Ora la questione centrale è legata ai tempi della scarcerazione, che potrebbero andare da un paio di giorni ad una settimana al massimo: “Dipende dalla decisione assunta dalla National Security, la sicurezza nazionale, l’organo da cui dipendono le fortune o i drammi delle persone incriminate in Egitto – sostiene un membro dell’Ecrf -. Tutto può succedere, ma questa volta confidiamo nella definitiva scarcerazione di Ibrahim. Un giorno che aspettiamo da quasi tre anni”.

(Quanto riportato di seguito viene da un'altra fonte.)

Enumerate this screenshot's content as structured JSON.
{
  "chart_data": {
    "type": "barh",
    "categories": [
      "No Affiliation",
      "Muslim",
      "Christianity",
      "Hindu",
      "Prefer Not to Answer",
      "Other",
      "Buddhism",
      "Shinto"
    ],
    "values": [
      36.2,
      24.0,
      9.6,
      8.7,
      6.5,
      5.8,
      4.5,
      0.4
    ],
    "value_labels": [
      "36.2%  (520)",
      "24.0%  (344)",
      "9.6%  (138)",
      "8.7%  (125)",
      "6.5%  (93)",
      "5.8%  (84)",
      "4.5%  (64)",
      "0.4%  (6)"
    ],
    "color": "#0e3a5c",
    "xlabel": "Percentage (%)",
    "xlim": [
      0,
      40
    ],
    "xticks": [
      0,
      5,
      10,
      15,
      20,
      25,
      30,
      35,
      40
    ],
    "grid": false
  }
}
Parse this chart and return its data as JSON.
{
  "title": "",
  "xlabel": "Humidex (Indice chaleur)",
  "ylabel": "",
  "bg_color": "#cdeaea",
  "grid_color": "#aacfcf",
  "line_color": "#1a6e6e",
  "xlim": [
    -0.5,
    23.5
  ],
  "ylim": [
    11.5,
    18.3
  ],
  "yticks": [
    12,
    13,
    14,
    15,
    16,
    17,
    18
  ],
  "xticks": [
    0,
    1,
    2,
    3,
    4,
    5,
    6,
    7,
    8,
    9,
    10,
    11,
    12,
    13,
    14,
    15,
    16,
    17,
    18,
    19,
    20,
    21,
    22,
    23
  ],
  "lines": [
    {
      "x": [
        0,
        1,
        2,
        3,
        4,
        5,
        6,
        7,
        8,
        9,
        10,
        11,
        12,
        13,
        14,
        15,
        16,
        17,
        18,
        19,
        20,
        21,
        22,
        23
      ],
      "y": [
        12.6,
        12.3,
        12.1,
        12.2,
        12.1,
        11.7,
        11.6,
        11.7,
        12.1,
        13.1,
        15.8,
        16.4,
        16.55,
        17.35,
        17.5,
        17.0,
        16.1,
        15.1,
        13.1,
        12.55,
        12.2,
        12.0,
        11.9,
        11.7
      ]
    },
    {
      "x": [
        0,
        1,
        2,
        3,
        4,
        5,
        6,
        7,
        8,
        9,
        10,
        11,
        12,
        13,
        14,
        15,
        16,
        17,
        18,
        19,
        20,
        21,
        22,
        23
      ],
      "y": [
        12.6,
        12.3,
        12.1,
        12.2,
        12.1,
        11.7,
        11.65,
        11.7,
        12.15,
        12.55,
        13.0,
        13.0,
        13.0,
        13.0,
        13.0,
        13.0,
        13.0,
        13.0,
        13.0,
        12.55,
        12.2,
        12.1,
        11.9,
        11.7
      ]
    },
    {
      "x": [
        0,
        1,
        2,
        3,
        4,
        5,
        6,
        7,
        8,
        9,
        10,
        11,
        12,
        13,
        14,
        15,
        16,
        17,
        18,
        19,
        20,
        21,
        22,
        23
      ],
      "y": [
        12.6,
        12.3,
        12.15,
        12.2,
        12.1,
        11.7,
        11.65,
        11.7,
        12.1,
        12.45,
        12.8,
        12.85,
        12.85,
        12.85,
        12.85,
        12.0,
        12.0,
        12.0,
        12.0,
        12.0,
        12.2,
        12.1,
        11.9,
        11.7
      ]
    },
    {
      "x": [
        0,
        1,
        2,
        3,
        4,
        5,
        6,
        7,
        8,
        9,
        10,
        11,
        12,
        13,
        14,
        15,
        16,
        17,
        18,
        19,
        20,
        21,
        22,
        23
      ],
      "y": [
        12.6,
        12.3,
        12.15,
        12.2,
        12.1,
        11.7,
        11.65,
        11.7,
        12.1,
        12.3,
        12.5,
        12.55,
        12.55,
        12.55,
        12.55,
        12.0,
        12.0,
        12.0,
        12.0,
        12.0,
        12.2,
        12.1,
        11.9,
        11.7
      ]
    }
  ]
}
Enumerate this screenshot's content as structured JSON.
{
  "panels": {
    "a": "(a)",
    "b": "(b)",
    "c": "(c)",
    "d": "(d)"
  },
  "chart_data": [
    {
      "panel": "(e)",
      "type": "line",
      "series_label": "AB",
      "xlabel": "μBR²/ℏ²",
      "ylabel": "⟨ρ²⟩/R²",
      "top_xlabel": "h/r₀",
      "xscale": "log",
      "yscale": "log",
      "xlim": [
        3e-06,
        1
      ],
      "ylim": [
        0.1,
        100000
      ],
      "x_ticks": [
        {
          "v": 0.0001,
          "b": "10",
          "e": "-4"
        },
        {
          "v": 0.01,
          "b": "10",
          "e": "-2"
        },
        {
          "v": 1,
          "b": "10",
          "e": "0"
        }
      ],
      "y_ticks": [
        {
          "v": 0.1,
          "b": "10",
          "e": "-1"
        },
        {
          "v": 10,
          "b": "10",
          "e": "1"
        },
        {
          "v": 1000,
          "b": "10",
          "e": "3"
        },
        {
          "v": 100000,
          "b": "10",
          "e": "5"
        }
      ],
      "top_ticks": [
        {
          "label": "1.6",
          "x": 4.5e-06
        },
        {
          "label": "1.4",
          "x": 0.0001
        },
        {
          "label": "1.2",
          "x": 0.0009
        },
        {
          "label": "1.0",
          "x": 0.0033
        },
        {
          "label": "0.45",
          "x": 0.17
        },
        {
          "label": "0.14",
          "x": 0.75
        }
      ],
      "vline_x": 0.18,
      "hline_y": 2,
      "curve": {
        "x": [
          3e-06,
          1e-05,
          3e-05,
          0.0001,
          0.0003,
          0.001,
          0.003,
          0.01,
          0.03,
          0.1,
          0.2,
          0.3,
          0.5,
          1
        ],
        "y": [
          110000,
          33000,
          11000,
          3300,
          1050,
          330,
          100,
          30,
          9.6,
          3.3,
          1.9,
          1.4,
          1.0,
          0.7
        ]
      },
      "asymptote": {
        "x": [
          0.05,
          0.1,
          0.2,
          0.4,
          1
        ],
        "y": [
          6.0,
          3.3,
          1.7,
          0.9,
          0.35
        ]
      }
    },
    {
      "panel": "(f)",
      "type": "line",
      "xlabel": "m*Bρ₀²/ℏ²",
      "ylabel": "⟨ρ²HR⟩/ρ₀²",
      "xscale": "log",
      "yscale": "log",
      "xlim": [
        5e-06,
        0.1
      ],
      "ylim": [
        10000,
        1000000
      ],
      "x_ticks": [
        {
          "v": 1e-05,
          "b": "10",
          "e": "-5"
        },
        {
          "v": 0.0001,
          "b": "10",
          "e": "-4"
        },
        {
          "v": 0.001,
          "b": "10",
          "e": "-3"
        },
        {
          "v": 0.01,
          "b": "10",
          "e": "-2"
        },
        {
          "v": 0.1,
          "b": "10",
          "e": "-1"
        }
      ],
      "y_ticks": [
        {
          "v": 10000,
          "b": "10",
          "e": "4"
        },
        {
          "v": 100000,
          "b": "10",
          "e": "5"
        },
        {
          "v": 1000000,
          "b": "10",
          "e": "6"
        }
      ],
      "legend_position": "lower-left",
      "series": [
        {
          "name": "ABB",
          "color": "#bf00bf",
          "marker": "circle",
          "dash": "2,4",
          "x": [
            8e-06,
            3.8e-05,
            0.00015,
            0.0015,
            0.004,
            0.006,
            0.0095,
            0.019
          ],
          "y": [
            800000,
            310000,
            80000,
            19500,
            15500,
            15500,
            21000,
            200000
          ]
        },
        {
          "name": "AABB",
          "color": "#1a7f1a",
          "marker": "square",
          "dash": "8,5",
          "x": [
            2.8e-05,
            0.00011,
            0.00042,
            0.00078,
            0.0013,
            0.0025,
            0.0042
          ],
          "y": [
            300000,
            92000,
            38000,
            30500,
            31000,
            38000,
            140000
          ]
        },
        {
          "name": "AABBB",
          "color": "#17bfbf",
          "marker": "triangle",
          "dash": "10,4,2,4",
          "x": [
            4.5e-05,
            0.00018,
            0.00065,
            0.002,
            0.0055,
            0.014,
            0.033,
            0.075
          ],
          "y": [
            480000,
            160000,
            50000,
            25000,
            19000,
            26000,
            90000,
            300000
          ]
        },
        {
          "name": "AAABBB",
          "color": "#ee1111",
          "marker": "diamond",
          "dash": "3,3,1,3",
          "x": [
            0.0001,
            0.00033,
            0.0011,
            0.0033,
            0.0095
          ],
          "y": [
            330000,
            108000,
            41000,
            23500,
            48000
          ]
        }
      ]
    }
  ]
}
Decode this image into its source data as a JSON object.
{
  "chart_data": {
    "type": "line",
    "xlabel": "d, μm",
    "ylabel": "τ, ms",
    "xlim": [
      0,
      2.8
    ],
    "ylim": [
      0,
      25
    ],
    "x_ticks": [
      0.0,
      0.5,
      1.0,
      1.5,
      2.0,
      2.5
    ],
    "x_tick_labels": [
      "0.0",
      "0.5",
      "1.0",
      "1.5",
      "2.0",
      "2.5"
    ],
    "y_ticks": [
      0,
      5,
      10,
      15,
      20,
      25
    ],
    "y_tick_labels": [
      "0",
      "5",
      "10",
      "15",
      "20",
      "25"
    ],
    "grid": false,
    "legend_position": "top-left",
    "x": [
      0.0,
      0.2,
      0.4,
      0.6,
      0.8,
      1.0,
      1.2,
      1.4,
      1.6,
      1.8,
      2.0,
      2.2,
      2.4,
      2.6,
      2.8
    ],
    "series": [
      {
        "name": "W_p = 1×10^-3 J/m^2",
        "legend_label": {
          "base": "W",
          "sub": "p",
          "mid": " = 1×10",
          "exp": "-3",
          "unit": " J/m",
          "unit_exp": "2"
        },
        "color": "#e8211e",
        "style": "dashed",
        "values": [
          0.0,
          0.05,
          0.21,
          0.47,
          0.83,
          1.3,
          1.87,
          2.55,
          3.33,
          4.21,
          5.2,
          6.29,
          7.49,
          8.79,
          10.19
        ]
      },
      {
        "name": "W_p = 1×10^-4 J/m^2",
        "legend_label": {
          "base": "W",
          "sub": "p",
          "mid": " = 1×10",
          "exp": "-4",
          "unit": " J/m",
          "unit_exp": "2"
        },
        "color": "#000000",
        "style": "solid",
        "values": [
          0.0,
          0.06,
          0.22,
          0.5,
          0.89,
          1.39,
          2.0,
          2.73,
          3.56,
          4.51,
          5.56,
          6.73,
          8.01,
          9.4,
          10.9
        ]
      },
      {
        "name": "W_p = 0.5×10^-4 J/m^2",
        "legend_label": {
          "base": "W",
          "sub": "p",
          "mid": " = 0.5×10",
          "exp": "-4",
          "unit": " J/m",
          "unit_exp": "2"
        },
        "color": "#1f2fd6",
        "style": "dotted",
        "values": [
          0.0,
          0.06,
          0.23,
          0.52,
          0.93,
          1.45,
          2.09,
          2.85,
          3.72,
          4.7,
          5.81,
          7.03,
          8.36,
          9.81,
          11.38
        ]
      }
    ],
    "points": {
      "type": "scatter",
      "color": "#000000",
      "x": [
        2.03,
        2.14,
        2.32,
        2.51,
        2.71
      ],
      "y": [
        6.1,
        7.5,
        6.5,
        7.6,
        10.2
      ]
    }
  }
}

Metwaly raccontò ai suoi avvocati di essere stato torturato nei giorni immediatamente successivi al suo arresto del settembre 2017, tra percosse, l’uso di scariche elettriche sul corpo e altre forme di violenza. Il legale dei Regeni ha trascorso la maggior parte della sua detenzione in una cella in isolamento. Nel luglio scorso Ibrahim Metwaly Hegazy, assieme a due colleghi egiziani anch’essi rinchiusi nelle carceri del paese, ha ricevuto un premio dall’Osservatorio internazionale degli avvocati. Da una buona notizia ad una di tenore decisamente diverso. Il direttore del Centro per gli studi sui diritti umani, una delle più importanti organizzazioni del settore in Egitto, Bahey el-Din Hassan, è stato condannato mercoledì a 15 anni di reclusione dal Tribunale penale del Cairo. La decisione ha provocato la reazione dei principali organismi che si occupano di diritti umani in Egitto, tra cui proprio l’Ecrf: “Si tratta di una sentenza politicizzata, un nuovo tentativo di punire i difensori dei diritti umani e imporre il silenzio a tutti gli egiziani. Tanta crudeltà per alcuni tweet di critica sulle violazioni commesse. Non resteremo in silenzio di fronte all’ennesimo sopruso nei confronti della libertà di espressione”. L’accusa nei confronti di Hassan sembra il solito copia/incolla: diffusione di notizie false, incitamento contro lo Stato e insulto alla magistratura.